B. Defendants' California Consumer Legal Remedies Act ("CLRA") Affirmative Defense Challenges a Transaction Subject to Exemption

BMO argues that the Bonans' affirmative defense for an alleged violation of the CLRA fails because the disputed transaction is exempt under California Civil Code Section 1754. The CLRA prohibits certain "unfair methods of competition and unfair or deceptive acts or practices undertaken by any person in a transaction intended to result or which results in the sale or lease of goods or services" to any consumer.[5] But Section 1754 provides:

The provisions of this title shall not apply to any transaction which provides for the construction, sale, or construction and sale of an entire residence or all or part of a structure designed for commercial or industrial occupancy, with or without a parcel of real property or an interest therein, or for the sale of a lot or parcel of real property, including any site preparation incidental to such sale.[6]

The case law suggests that the court must engage with the facts of the case to determine whether the exception is applicable.[7] The magnitude of the lender's involvement and the sophistication of the loan product offered to the consumer thus are relevant to a determination of whether the CLRA, or its exception, applies.[8] Because the complaint does not speak to deep lender involvement or the marketing of a sophisticated loan product, the application of the CLRA is not warranted - the facts of this case fall within the statutory exemption such that the defense must be struck. Because the court is not yet persuaded, however, that amendment would be futile, leave to amend this affirmative defense is warranted.[9]

C. The Bonans' Attempt to Reserve Future Affirmative Defenses Must be Struck Without Leave to Amend

The Bonans raise "a further affirmative defense to the Complaint" that they presently lack "information on which to for a belief as to whether it may have additional defenses not stated" herein and reserve "the right to assert additional defenses in the event investigation or discovery indicates that it would be appropriate to do so."[10] "An attempt to reserve affirmative defenses for a future date is not a proper affirmative defense in itself. Instead, if at some later date defendants seek to add affirmative defenses, they must comply with Rule 15 of the Federal Rules of Civil Procedure."[11] The Bonans' attempt to reserve future defenses cannot is not warranted. Because amendment as to this defense would be futile, it is struck without leave to amend.

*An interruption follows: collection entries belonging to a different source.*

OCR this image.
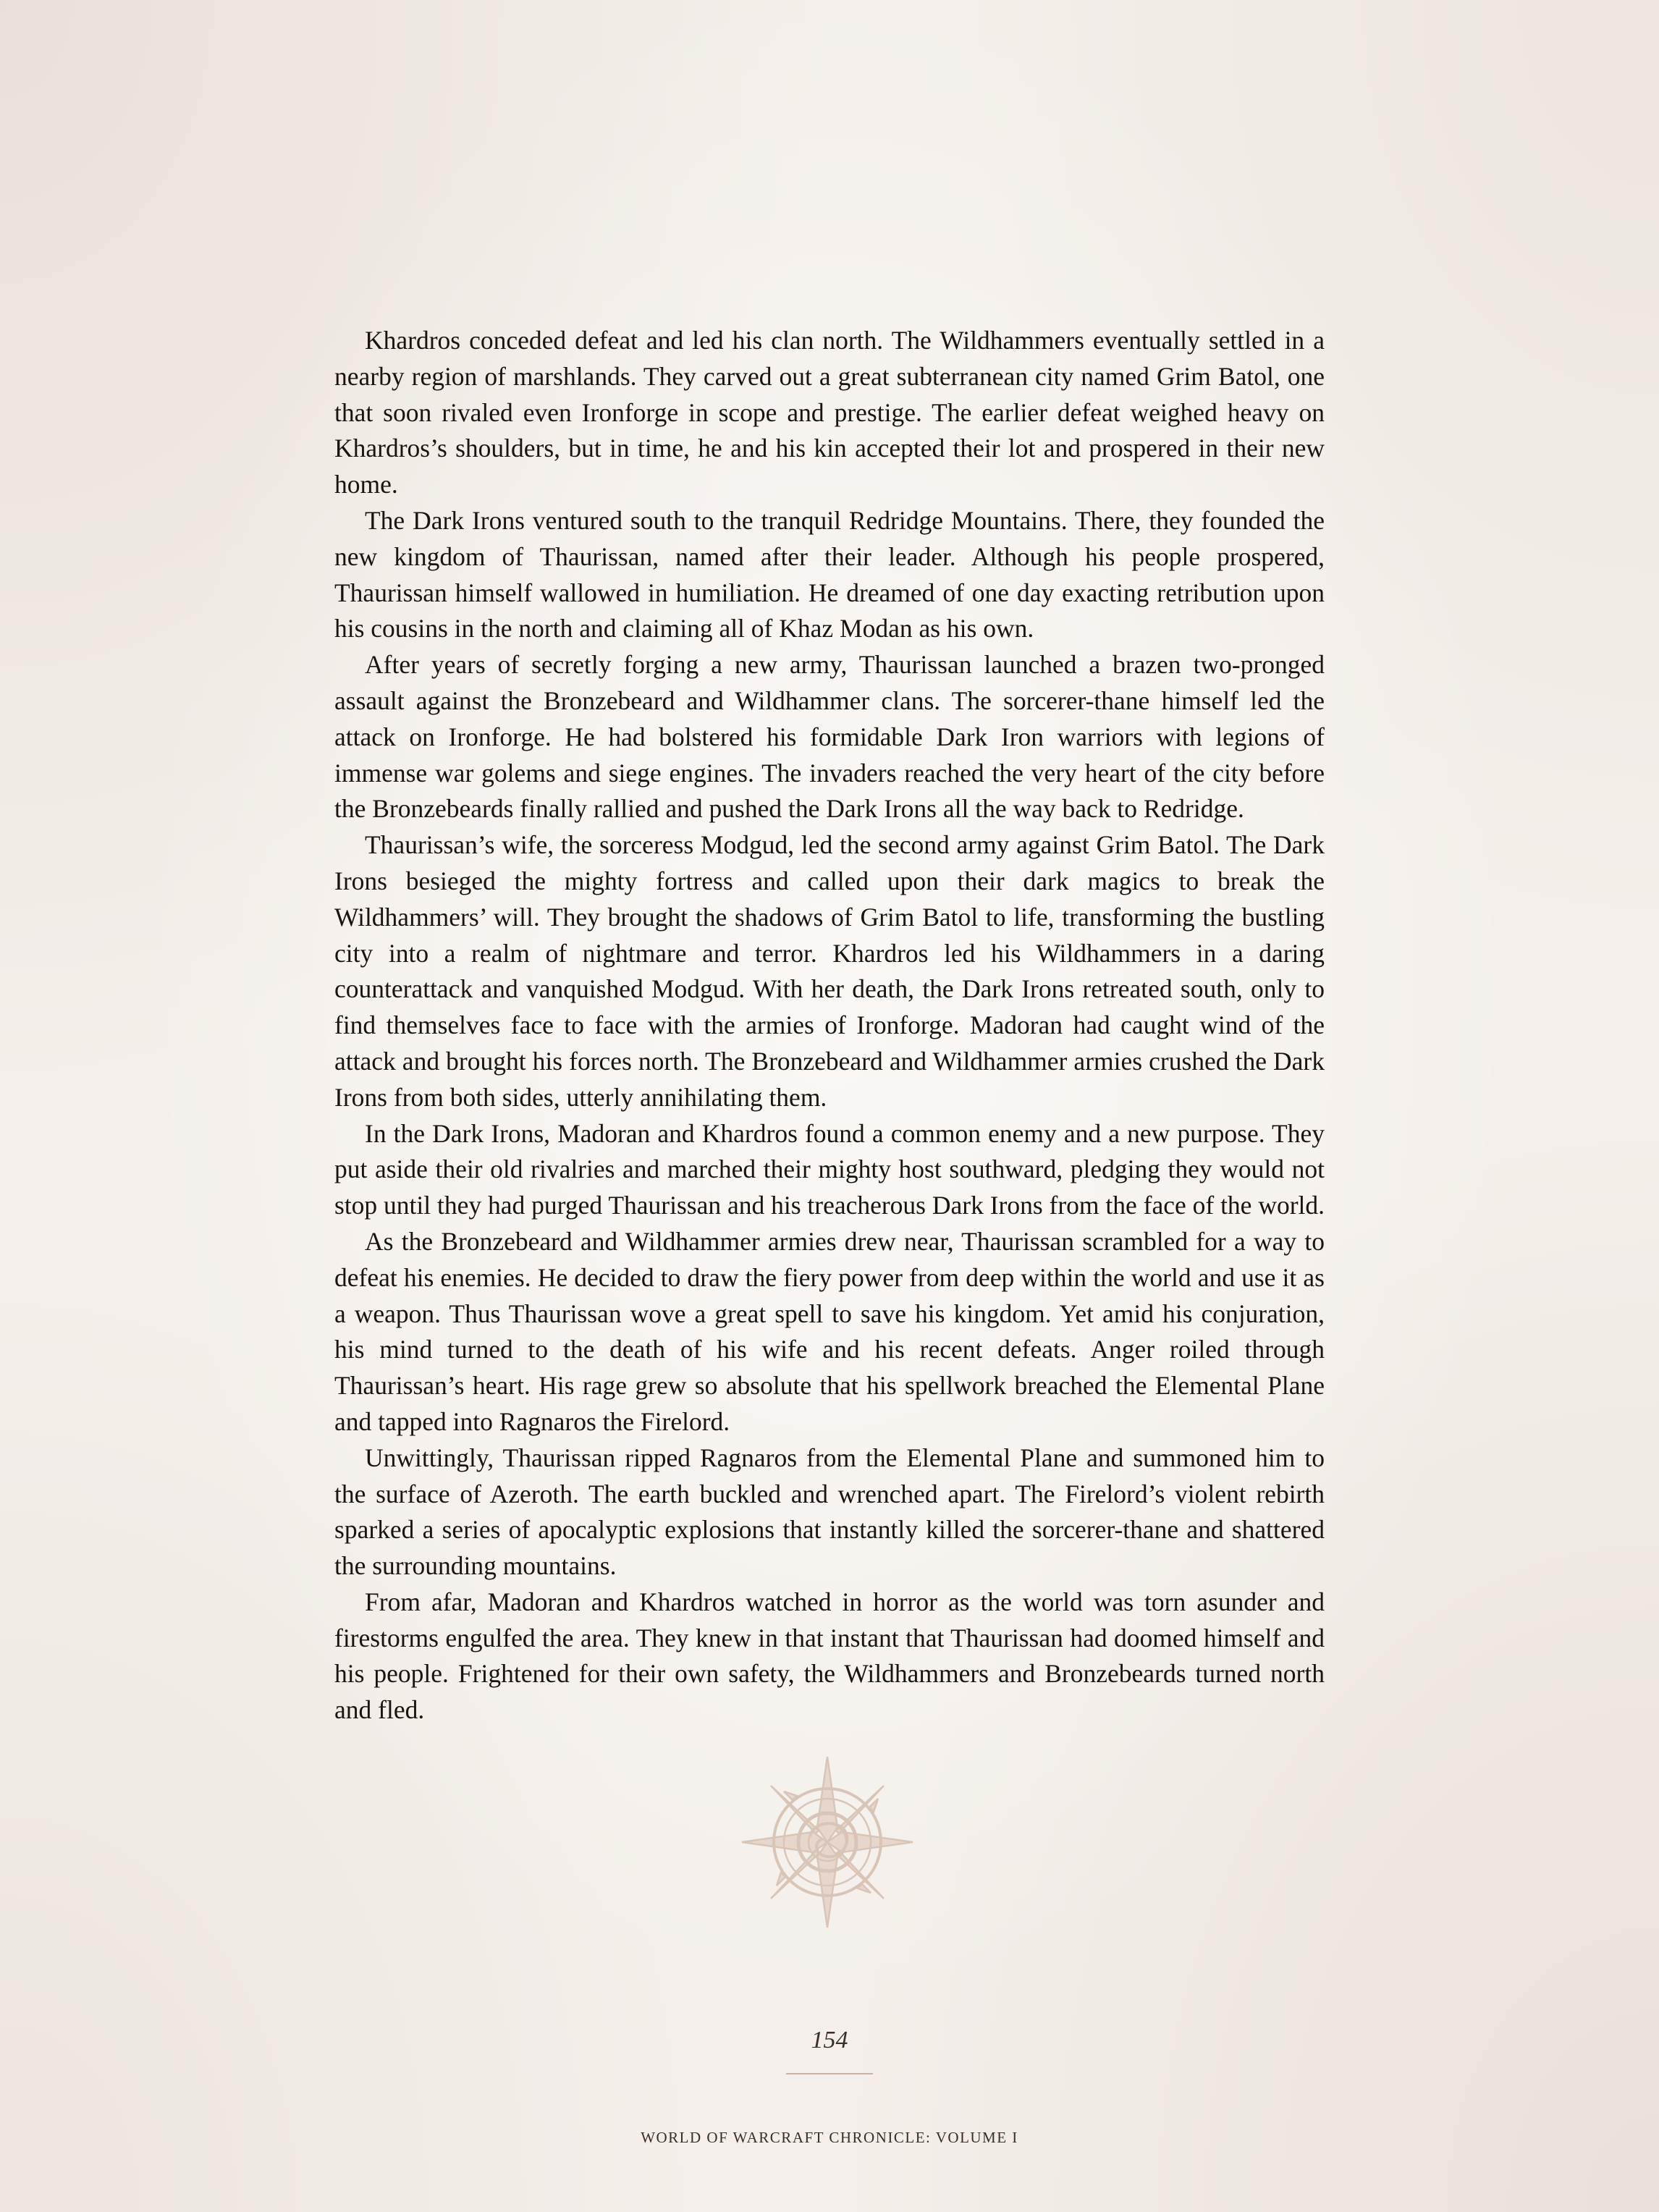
Khardros conceded defeat and led his clan north. The Wildhammers eventually settled in a nearby region of marshlands. They carved out a great subterranean city named Grim Batol, one that soon rivaled even Ironforge in scope and prestige. The earlier defeat weighed heavy on Khardros’s shoulders, but in time, he and his kin accepted their lot and prospered in their new home.

The Dark Irons ventured south to the tranquil Redridge Mountains. There, they founded the new kingdom of Thaurissan, named after their leader. Although his people prospered, Thaurissan himself wallowed in humiliation. He dreamed of one day exacting retribution upon his cousins in the north and claiming all of Khaz Modan as his own.

After years of secretly forging a new army, Thaurissan launched a brazen two-pronged assault against the Bronzebeard and Wildhammer clans. The sorcerer-thane himself led the attack on Ironforge. He had bolstered his formidable Dark Iron warriors with legions of immense war golems and siege engines. The invaders reached the very heart of the city before the Bronzebeards finally rallied and pushed the Dark Irons all the way back to Redridge.

Thaurissan’s wife, the sorceress Modgud, led the second army against Grim Batol. The Dark Irons besieged the mighty fortress and called upon their dark magics to break the Wildhammers’ will. They brought the shadows of Grim Batol to life, transforming the bustling city into a realm of nightmare and terror. Khardros led his Wildhammers in a daring counterattack and vanquished Modgud. With her death, the Dark Irons retreated south, only to find themselves face to face with the armies of Ironforge. Madoran had caught wind of the attack and brought his forces north. The Bronzebeard and Wildhammer armies crushed the Dark Irons from both sides, utterly annihilating them.

In the Dark Irons, Madoran and Khardros found a common enemy and a new purpose. They put aside their old rivalries and marched their mighty host southward, pledging they would not stop until they had purged Thaurissan and his treacherous Dark Irons from the face of the world.

As the Bronzebeard and Wildhammer armies drew near, Thaurissan scrambled for a way to defeat his enemies. He decided to draw the fiery power from deep within the world and use it as a weapon. Thus Thaurissan wove a great spell to save his kingdom. Yet amid his conjuration, his mind turned to the death of his wife and his recent defeats. Anger roiled through Thaurissan’s heart. His rage grew so absolute that his spellwork breached the Elemental Plane and tapped into Ragnaros the Firelord.

Unwittingly, Thaurissan ripped Ragnaros from the Elemental Plane and summoned him to the surface of Azeroth. The earth buckled and wrenched apart. The Firelord’s violent rebirth sparked a series of apocalyptic explosions that instantly killed the sorcerer-thane and shattered the surrounding mountains.

From afar, Madoran and Khardros watched in horror as the world was torn asunder and firestorms engulfed the area. They knew in that instant that Thaurissan had doomed himself and his people. Frightened for their own safety, the Wildhammers and Bronzebeards turned north and fled.

154
WORLD OF WARCRAFT CHRONICLE: VOLUME I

D. The Bonans' Additional Conclusory Affirmative Defenses Must be Struck With Leave to Amend

BMO also challenges several of the Bonans' other affirmative defenses including: 3 (violations of the Truth in Lending Act), 4 (real estate settlement procedures), 6 (unfair business practices), 7 (waiver), 8 (estoppel), 9 (unclean hands) and 10 (good faith and fair dealing). Because the conclusory allegations stand unsupported by facts pled with particularity, [12] the defenses shall be struck.[13] Because the court is not yet persuaded that amendment as to these defenses would be futile, leave to amend is warranted.

Any amended answer shall be filed within fourteen days of this order.